No one representing disabled people or families on benefits was expecting good news today - to that extent the chancellor met their expectations.
The uprating of most working age benefits by 1% for the next three years, rather than by the rate of inflation, had been widely trailed.
That comes on top of major changes to benefits due next year, including changes to housing benefit and a freeze on child benefit and aspects of working tax credits.
The chief executive of the Children's Society Matthew Reed believes today's measures "will pile even more pressure on families already struggling to make ends meet."
And the anti-poverty think-tank, the Joseph Rowntree Foundation, claims that snipping away at the safety net "consigns the poorest to a decade of destitution."
In his statement, the chancellor said he aimed to support the vulnerable - therefore carer and disability benefits, including the disability elements of tax credits, would be increased in line with inflation.
Interestingly, though, Employment and Support Allowance, which is the replacement for Incapacity Benefit, is one of those payments restricted to a 1% rise. It is only given to someone whose illness or disability affects their ability to work.
The disability charity Scope wants the government to strike a different tone when it comes to welfare.

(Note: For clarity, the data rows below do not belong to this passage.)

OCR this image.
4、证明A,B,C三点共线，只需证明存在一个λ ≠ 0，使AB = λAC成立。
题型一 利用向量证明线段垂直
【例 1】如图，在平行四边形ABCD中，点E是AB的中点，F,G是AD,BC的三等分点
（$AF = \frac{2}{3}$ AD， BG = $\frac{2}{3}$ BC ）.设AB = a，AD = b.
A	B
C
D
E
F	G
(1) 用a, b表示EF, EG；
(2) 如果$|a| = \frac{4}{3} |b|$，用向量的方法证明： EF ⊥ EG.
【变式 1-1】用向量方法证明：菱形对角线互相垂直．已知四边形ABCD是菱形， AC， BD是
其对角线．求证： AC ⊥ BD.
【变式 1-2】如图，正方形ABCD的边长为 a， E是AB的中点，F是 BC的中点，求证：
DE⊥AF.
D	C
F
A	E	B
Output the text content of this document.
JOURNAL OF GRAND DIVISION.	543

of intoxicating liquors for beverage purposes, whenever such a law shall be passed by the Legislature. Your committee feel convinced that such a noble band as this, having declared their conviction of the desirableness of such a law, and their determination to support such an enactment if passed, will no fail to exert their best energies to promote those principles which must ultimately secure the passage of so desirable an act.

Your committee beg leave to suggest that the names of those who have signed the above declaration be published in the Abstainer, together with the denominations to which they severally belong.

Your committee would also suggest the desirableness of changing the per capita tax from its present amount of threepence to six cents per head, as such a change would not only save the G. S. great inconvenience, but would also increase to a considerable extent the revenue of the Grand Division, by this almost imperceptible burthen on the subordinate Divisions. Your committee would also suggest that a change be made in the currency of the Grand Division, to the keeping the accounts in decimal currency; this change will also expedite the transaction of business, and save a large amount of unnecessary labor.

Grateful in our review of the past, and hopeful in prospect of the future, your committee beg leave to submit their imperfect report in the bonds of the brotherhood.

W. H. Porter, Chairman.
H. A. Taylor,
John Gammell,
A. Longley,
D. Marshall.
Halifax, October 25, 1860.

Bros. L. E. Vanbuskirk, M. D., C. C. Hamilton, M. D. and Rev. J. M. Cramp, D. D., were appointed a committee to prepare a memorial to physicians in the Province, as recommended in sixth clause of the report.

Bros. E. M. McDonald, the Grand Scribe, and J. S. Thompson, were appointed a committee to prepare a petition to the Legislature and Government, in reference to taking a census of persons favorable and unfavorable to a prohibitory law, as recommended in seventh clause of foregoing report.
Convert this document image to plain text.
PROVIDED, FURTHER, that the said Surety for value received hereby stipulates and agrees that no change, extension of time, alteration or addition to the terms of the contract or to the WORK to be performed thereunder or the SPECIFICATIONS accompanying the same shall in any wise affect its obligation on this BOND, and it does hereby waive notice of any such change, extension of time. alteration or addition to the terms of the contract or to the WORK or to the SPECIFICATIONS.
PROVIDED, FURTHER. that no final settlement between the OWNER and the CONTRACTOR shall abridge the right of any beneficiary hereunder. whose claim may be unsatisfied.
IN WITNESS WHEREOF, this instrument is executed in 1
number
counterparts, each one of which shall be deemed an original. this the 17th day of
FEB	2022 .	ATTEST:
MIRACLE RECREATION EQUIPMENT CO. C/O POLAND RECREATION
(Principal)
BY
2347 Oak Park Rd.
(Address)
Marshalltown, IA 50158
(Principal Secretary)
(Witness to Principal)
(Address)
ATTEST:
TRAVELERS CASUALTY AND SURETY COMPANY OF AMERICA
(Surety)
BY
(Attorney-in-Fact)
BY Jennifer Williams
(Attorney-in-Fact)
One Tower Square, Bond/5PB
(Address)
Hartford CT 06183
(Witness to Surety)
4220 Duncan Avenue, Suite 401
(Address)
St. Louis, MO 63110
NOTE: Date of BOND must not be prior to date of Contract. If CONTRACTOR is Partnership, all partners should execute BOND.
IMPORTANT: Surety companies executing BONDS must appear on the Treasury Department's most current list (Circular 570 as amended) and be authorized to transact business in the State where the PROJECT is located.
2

Its head, Richard Hawkes, says "The vast majority of disabled people need support. They aren't feckless, they aren't work-shy and they aren't scroungers."
He welcomes the protection of some disability benefits, but believes people with disabilities are still being hit harder than most, with the triple whammy of cuts to benefits, cuts to services and a rising cost of living.
Certainly it is people with disabilities, the elderly and struggling families who tend to rely heavily on services that are provided by local authorities. Those services, which can take many forms from help with care at home to early intervention services, are already being squeezed.
There are no additional cuts for councils next year , but the 2% reduction in funding the year after is already being described as unsustainable by local authorities.